Three Maple Grove Guys Take a Pontoon Trip to the Gulf of Mexico

A mid-winter’s dream materializes on summer waterways.
Doug Schon, Willis Hannenberger and Dave Ramler on their trusty pontoon.

Our winters may be long and dark, but Minnesotans have a host of strategies to make it through with good cheer. One of the most gratifying of these is to plan the summer’s fun. Which is exactly what Maple Grove buddies Dave Ramler, Doug Schon and Willis Hannenberg did last winter: they planned a pontoon trip to the Gulf of Mexico via the Mississippi, Ohio and Tennessee rivers. The fellas had to stay loose with the plan, knowing that unpredictable weather, uncertain marina facilities and lock traffic could stretch the trip anywhere between 17 to 30 days. In May, they kissed their wives goodbye for who-knew-how-long and took off downstream.

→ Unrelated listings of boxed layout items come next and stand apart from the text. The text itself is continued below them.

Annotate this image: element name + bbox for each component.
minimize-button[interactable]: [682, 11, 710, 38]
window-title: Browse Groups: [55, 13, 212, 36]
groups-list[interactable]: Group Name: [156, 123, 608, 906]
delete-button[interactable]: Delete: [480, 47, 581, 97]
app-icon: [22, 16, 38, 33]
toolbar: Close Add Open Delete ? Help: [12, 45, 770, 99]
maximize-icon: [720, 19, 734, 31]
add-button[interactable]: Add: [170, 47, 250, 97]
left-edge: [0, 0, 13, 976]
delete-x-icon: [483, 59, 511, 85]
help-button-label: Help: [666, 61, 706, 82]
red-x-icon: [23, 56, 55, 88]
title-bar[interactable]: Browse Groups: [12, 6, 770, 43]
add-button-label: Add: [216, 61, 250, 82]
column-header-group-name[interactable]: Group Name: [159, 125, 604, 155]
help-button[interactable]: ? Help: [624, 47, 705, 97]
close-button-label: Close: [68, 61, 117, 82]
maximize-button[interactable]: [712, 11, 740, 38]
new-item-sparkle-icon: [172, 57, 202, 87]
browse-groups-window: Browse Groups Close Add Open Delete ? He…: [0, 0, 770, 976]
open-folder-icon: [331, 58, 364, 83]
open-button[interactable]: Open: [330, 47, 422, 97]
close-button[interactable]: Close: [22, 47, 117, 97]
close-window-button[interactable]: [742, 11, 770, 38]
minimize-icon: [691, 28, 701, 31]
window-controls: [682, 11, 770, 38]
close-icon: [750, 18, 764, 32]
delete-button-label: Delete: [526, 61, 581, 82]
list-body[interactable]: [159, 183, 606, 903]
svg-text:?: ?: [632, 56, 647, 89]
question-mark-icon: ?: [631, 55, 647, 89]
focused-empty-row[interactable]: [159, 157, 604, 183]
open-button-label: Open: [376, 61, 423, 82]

A pontoon is a flat-bottomed boat that floats on hollow barrels. One of its virtues is its remarkable stability; the other is its relatively low cost and maintenance. Each friend had a specific role on the Steamboat Willy: Ramler was the blogger, Schon the navigator, and Hannenberg the pontoon owner and captain, a role he earned by his constant presence on Fish Lake. “Every season, he’s the first one in the water and the last one out,” says Ramler, “he’s the kind of fanatic who insists there are eight months of boating in Minnesota.”

They started as far north as possible, in Camden Bay two lock-and-dams above Lock No. 1. They had a total of 41 locks to negotiate with drops as small as three feet or as precipitous as 85, and a grand total of an 860 foot drop. Pleasure craft are last in the lock queue, allowed to pass only after military, barges, and commercial fishing. “There was one barge we leapfrogged with for four days,” recounts Schon, “finally the lock master took pity on us and pushed us through ahead of them.” If their timing was off, the trio might have to wait hours to pass through a lock.

The weather was extraordinarily cooperative. The hairiest event struck early in the trip while crossing Lake Pepin, MN. As far as the group knew, it would be as stormy and rough the whole time, and they thanked their lucky stars for the boat’s enclosure. But from then on out it was proverbial smooth sailing.

Sometimes things got wacky. “With a lot of time and some beer, it happens,” Schon explains in reference to a frenzied episode of air guitar caught on video. “You’d think it would get boring, but it never did,” says Ramler. “There was always some little job to take care of, something new to see.”

There were many marvelous sights indeed: the breathtakingly white river bluffs in Iowa; the variety and ingenuity of bridges; osprey nests on top of mile markers. As they neared the south, they noticed confederate flags, industrial sized bottles of hot sauce and a group of noodlers—guys catching catfish with their bare hands. 

“What impressed me was the friendliness,” says Schon, “marina people don’t care if you have a 1,000 cruise boat or a pontoon. We shared brats, beers, chat.” For the most part, the guys did their own cooking, ripping through a case of beans and devising creative ways to prepare spam. “As long as we had a can of spam, we were all set,” says Schon with pride. 

After 19 days, the three scruffy river rats reunited with their wives in Florida, where they hitched up the pontoon and drove back north. The trip was considered a success. “We’re still friends,” says Schon, “let’s put it that way.” There are more epic trips in the works for the trio. They plan to take the Mississippi to St. Louis then head north along the Mississippi and Illinois rivers to the Great Lakes up to Duluth. Perhaps one day they will do “the big loop,” a several-month journey around Florida and through the Great Lakes. After all, every Minnesotan needs a dream to get through the winter.